Industry sources said the revised pricing will apply to containerised cargo moving between Dhaka’s inland container depots (ICDs) and key river ports, improving the cost competitiveness of barge services vis-à-vis trucking. The initiative is expected to benefit exporters and importers by lowering inland haulage costs while also reducing transit time variability caused by chronic road congestion.
Medlog, which works closely with MSC’s ocean shipping services, has been expanding its multimodal footprint in South Asia, with a focus on integrating river transport into end-to-end supply chains. In Bangladesh, inland waterways play a critical role in connecting Dhaka with Chattogram Port, the country’s main maritime gateway, yet road transport continues to dominate container movement.
By sharply reducing barge fares, Medlog is seeking to accelerate modal shift toward waterways, which offer higher capacity, lower emissions and improved safety compared to road transport. Logistics experts note that increased barge utilisation could also ease pressure on highways leading to Chattogram, which frequently face bottlenecks, especially during peak export seasons.

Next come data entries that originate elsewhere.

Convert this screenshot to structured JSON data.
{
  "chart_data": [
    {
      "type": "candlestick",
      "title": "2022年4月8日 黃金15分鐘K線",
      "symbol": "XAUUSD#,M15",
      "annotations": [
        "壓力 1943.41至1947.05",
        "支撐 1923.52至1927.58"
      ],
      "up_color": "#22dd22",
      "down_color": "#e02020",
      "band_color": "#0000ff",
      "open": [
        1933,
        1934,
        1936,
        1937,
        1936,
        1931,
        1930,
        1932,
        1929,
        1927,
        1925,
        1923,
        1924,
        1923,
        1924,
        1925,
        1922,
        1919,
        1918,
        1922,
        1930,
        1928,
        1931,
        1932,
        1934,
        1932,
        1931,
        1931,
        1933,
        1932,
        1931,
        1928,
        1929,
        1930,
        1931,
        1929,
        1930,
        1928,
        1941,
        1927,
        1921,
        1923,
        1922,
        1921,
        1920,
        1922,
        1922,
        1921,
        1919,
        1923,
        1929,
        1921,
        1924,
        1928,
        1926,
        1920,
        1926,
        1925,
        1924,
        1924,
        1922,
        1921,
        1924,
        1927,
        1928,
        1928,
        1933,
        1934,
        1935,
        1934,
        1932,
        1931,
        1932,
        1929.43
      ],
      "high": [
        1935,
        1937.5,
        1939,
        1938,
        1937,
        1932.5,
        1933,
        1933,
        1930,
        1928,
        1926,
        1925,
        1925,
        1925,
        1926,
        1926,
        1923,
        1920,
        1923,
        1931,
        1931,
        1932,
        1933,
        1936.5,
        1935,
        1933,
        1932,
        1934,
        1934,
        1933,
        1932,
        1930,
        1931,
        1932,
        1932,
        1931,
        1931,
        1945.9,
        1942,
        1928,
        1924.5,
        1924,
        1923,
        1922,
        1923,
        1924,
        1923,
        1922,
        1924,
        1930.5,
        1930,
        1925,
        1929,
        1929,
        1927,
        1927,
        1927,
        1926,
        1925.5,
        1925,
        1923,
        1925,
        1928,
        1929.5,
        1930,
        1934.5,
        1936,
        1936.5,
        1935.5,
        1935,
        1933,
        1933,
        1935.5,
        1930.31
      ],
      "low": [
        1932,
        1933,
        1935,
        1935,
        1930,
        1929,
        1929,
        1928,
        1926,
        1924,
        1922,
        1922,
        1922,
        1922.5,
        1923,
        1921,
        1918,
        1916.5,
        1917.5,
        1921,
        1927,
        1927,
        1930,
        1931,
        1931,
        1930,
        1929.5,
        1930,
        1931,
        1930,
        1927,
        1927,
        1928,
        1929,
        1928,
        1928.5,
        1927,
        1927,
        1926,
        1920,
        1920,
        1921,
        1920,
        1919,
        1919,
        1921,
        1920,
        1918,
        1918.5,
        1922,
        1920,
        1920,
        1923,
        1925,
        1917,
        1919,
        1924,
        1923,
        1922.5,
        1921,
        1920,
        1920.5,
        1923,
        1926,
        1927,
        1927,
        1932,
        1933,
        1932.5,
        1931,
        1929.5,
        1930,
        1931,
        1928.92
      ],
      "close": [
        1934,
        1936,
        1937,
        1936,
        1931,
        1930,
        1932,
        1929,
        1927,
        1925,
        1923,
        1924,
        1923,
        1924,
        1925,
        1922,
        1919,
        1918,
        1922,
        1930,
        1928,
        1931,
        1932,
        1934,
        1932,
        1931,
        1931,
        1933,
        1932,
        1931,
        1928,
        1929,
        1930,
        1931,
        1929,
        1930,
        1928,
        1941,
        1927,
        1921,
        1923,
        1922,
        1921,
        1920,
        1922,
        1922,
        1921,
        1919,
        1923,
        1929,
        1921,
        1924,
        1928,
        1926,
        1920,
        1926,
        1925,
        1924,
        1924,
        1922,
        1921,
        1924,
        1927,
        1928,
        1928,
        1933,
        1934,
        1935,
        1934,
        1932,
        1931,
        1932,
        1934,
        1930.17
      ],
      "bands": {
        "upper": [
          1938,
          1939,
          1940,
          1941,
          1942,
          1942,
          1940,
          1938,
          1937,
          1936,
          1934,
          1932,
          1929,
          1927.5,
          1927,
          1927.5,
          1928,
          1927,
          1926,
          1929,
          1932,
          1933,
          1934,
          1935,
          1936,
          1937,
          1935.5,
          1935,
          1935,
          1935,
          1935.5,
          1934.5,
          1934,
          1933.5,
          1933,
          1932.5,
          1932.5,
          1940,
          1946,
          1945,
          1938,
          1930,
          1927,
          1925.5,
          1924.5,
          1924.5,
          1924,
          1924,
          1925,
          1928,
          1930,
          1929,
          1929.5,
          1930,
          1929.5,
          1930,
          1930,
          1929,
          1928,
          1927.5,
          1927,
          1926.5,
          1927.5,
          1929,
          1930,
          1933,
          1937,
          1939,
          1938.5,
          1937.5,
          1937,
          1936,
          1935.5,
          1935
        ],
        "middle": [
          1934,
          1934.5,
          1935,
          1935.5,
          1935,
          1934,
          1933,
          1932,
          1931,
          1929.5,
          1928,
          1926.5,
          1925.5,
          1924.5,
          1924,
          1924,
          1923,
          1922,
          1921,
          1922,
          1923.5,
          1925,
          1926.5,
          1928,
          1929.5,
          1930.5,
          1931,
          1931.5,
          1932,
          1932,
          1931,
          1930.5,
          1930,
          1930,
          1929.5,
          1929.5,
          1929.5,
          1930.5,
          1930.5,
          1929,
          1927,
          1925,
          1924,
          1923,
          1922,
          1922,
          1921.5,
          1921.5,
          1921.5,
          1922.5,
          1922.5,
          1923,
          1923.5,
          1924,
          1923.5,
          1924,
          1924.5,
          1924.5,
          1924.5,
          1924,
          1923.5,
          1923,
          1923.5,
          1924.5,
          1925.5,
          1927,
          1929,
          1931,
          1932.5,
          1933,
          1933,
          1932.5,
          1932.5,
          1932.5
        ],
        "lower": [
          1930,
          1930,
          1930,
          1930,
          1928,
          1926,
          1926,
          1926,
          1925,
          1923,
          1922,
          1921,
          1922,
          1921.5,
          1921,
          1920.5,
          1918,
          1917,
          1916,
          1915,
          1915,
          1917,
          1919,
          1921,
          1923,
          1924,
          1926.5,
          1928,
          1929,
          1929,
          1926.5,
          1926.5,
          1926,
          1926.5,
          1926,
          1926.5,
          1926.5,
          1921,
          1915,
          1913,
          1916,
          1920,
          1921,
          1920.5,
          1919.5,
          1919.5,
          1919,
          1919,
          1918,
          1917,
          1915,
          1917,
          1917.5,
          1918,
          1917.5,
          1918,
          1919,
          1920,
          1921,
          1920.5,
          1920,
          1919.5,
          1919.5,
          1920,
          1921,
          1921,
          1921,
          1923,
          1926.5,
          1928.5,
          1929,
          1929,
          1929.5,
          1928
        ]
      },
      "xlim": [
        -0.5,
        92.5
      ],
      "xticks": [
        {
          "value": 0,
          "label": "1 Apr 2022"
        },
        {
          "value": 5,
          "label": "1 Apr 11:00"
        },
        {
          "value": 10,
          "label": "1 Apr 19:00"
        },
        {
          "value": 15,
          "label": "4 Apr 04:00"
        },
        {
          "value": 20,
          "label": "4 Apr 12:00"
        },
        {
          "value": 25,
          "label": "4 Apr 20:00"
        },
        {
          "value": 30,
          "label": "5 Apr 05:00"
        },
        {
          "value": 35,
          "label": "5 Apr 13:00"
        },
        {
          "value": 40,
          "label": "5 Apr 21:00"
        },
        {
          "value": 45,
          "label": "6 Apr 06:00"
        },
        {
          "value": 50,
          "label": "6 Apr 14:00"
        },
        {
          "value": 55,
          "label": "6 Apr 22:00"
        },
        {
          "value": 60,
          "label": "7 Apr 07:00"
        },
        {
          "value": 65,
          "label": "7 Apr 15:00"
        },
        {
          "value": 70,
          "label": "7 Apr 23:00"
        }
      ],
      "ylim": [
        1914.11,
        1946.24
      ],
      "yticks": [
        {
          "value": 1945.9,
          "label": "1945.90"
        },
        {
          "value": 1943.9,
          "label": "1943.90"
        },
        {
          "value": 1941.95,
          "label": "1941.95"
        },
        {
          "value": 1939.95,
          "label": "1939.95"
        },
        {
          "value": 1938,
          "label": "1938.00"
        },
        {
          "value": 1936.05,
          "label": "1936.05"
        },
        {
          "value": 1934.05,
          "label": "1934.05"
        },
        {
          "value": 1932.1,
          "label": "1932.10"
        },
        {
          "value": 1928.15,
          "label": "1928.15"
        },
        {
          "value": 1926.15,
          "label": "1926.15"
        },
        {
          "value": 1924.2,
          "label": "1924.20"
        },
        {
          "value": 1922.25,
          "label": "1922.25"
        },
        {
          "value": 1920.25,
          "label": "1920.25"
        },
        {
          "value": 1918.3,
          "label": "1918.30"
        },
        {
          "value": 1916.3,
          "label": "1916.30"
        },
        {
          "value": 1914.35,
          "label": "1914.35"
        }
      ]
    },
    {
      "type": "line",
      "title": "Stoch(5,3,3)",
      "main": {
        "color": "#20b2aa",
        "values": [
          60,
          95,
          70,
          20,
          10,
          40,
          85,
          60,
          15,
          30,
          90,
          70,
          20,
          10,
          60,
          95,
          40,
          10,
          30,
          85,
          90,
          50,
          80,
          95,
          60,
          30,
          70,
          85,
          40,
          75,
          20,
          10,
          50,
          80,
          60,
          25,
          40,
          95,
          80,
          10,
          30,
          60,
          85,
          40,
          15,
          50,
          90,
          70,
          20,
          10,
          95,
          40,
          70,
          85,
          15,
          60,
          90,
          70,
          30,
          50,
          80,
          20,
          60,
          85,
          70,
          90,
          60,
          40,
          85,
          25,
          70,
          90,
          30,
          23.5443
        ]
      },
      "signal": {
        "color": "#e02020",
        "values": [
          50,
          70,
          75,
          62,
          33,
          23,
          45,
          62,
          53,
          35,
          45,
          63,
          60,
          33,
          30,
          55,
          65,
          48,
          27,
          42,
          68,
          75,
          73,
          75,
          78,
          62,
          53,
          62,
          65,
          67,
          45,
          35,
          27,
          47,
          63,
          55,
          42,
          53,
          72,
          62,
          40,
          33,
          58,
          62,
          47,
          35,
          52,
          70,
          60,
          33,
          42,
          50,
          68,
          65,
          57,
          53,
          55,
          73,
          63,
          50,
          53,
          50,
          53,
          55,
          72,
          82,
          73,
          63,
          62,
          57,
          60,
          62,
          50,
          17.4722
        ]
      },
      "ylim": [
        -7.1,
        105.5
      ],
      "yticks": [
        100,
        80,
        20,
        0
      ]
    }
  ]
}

The move aligns with broader government efforts in Bangladesh to promote inland water transport as a sustainable logistics solution. If successful, the pricing strategy could prompt other logistics operators to review their tariffs, potentially reshaping the country’s inland container transport market.
Medlog has not disclosed the timeline for implementation, but market participants expect the revised rates to come into effect in the near term, subject to operational readiness and customer uptake.